With a Queen’s speech scheduled for Thursday, the Prime Minister’s Brexit deal could be put before new MPs at first reading as early as Friday, or Monday.

That will leave just 15 or 16 scheduled sitting days before the end of January deadline, although ministers have warned MPs could be called in to parliament on weekends if needed.

Theresa May’s former legislative director, Nikki da Costa, has said it could take five weeks to get Withdrawal Agreement Bill through the Commons.

European leaders gathered for a summit in Brussels on Thursday and Friday were anxiously checking the results of the UK’s general election overnight, and welcomed the clarity offered by a large Tory majority.

Irish premier Leo Varadkar, who gambled on bilateral talks with Mr Johnson to break the deadlock over the Irish border backstop, said he was “relieved for my country” by the result.

French President Emmanuel Macron said there was a “very special relationship” on offer for the UK after Brexit through a trade deal with the EU.

“I want to tell our British friends and allies… you are not leaving Europe,” he said in a press conference.

But in a warning to Tories seeking a loose future relationship with the EU that allows the UK to strike its own deals with other countries, the French President made clear the offer was one of a high degree of access to the European market, in exchange for a high degree of alignment with EU regulations.

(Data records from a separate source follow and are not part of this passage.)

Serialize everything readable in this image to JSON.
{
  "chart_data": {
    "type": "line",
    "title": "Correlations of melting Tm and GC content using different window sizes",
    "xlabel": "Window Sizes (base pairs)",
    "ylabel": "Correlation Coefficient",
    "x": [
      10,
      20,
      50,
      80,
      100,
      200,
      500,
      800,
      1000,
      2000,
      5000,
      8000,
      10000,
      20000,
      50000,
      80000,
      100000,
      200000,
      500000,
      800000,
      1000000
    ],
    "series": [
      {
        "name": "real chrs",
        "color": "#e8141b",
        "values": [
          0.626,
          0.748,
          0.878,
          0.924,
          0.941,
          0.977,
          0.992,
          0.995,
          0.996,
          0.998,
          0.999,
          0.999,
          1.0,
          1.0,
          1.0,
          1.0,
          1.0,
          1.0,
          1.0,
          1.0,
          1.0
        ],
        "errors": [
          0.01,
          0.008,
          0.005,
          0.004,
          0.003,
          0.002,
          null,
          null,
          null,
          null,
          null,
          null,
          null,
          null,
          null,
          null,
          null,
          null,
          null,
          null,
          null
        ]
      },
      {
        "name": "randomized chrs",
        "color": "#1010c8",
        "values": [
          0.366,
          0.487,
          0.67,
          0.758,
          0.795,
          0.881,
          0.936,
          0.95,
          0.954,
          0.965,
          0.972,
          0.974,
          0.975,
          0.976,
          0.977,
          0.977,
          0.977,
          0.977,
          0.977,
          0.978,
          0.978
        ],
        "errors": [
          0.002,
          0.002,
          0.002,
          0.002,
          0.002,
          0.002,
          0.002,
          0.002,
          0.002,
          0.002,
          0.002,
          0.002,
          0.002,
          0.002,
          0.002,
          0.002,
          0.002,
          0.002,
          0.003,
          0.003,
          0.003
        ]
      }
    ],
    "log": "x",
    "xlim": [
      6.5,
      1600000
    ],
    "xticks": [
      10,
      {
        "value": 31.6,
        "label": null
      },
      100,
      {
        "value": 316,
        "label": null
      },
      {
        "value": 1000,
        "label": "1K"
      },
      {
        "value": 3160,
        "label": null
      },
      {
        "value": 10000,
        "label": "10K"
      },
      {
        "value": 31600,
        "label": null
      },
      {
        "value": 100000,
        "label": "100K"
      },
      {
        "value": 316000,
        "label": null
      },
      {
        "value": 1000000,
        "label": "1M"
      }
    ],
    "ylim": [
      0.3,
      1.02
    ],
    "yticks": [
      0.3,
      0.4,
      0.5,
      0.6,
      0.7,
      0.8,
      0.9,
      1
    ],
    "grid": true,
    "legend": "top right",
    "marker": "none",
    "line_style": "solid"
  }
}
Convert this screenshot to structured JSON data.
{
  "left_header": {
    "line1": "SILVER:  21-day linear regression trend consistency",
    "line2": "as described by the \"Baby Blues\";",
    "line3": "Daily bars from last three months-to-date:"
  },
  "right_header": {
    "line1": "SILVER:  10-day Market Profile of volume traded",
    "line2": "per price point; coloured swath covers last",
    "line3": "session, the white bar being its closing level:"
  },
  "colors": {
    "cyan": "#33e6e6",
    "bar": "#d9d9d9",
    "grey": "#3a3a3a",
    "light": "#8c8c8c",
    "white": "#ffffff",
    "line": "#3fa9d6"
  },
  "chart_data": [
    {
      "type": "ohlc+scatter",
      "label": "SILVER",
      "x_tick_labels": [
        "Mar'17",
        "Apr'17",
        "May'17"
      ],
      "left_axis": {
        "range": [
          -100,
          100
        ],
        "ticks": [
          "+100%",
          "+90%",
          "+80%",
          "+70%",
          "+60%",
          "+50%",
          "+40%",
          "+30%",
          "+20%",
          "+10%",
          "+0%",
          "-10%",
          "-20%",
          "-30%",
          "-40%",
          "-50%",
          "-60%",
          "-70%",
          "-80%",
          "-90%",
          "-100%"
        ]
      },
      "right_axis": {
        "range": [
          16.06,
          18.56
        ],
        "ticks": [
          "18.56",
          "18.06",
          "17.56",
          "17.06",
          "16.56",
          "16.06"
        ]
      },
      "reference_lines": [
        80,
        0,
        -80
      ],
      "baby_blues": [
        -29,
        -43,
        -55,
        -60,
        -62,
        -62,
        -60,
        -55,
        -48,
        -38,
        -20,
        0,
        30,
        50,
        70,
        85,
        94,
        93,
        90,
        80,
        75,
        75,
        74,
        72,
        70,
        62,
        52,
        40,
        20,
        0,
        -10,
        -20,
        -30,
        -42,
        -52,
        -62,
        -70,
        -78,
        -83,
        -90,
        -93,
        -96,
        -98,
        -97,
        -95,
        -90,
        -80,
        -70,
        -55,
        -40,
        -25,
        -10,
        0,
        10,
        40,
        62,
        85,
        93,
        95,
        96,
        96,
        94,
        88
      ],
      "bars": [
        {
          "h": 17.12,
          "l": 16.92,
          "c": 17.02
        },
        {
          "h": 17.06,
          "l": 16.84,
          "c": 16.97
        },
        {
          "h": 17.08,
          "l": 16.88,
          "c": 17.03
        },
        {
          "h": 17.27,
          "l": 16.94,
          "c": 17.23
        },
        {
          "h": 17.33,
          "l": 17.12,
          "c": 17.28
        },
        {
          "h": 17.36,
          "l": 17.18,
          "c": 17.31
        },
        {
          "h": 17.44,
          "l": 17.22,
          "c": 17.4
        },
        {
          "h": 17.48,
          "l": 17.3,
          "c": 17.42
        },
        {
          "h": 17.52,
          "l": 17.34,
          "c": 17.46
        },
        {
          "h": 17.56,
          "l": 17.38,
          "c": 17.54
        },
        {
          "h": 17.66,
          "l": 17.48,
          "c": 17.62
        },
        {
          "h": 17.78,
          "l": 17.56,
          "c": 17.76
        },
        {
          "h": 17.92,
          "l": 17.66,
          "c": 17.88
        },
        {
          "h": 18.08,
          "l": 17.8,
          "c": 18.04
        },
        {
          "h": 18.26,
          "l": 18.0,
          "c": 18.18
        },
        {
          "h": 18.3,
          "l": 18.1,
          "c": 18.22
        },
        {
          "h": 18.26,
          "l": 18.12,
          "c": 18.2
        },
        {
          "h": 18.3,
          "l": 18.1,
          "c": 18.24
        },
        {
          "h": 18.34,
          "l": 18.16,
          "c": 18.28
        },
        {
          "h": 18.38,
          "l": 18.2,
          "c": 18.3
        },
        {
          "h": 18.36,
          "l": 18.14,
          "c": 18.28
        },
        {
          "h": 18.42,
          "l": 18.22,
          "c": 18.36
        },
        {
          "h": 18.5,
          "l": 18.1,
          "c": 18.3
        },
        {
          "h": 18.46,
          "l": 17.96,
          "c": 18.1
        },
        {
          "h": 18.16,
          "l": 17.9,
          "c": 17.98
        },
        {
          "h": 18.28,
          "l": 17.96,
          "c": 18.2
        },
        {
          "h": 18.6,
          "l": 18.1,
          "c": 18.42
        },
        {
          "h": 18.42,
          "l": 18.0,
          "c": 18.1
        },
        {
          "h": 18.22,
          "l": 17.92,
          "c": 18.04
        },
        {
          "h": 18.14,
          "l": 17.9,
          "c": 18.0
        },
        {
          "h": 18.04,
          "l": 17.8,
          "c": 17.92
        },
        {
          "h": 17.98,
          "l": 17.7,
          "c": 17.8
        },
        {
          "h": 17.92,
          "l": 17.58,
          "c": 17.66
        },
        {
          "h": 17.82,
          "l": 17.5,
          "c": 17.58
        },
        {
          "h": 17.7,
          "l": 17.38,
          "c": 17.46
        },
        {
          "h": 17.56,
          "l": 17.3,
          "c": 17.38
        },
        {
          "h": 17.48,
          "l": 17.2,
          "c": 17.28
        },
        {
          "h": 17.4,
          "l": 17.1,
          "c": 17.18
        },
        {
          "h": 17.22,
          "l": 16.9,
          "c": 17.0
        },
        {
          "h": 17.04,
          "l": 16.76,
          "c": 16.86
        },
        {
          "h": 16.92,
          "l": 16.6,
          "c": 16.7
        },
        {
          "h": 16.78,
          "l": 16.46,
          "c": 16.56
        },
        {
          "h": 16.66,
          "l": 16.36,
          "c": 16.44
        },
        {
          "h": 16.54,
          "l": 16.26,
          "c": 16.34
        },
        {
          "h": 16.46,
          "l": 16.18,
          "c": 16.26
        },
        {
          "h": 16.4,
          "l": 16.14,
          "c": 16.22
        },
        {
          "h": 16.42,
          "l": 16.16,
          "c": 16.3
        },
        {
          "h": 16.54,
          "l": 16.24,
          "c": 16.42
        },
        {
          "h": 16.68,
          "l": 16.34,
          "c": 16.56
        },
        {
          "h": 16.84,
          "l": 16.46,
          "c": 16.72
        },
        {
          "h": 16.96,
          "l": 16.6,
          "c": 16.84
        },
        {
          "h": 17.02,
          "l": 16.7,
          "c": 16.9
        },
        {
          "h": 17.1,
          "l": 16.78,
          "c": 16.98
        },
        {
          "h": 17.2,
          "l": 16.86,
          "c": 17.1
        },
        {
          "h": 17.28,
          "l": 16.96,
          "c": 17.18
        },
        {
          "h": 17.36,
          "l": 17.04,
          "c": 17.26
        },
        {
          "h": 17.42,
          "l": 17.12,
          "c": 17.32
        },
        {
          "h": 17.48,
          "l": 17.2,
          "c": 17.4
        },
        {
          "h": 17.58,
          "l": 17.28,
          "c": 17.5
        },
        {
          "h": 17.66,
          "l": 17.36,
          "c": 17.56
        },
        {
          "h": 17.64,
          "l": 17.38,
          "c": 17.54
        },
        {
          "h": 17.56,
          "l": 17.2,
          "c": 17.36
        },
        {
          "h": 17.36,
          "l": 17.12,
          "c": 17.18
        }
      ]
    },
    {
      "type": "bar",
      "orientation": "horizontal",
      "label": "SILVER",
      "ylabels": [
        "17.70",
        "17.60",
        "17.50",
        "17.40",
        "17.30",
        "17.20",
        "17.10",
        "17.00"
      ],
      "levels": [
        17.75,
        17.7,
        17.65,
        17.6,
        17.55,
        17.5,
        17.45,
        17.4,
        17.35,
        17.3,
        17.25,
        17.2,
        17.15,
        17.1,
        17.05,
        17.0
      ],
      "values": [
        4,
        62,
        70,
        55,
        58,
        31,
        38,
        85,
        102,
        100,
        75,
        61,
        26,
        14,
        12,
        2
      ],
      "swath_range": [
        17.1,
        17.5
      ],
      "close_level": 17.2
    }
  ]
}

The UK faces an uphill struggle to hammer out a trade deal with Brussels by the end of the post-Brexit transition phase in December 2020.

“If Boris Johnson wants a very ambitious trade deal, there has to be very ambitious regulatory convergence,” the French President said, adding: “Be my guest.”

Mr Macron went on: “We do not want them to be an unfair competitor.

“My message to the UK is that the more loyal we are vis-a-vis each other, the closer relationship we can have. If the British prime minister and the 
British parliament want an ambitious trade deal, they know where the European standards are.”

And the Danish Prime Minister fired the opening salvo in what are set to be difficult talks over fisheries, arguing that access to British waters should be on the table in negotiations about access to European markets.

The fishing industry has warned that access to UK fisheries should not be used as a bargaining chip in wider trade talks.

“When it comes to Brexit, fishing is particularly important for Denmark, because it is a profession that depends on good cooperation with the countries that share the same fishing area,” Danish premier Mette Frederiksen said. “So there is no doubt that fishing really matters.”

The Taoiseach said the results boded well for those who supported the Withdrawal Agreement, and congratulated Mr Johnson for “an enormous victory for him on a personal level and a very clear result for his party”.

“It’s a positive thing that we have a decisive outcome in Britain in their elections. We had for a few years a parliament that wasn’t able to form a majority around anything,” Mr Varadkar said.

“I’m relieved, I’m relieved for my country and I’m also relieved for the UK. We’ve really had deadlock and gridlock for years now, now that’s going to pass.

“Now we have a majority in the House of Commons to ratify the Withdrawal Agreement, and next steps will be to ratify that agreement which guarantees no hard border between north and south, the protection of the Common Travel Area and British and Irish citizens’ rights will be protected.”

Mr Varadkar added that he “deeply regrets” the UK’s decision to leave the EU but said the people “have confirmed that now with this election”.

He said the next priority must be to get Northern Ireland’s institutions up and running.

“For us, it’s a case now of getting Northern Ireland working again, getting the Withdrawal Agreement ratified, which gives us the guarantees we’ve always needed on the hard border and citizens’ rights and the shared objective the Prime Minister and I have on negotiating a deep and economic future partnership, a trade deal-plus,” he said.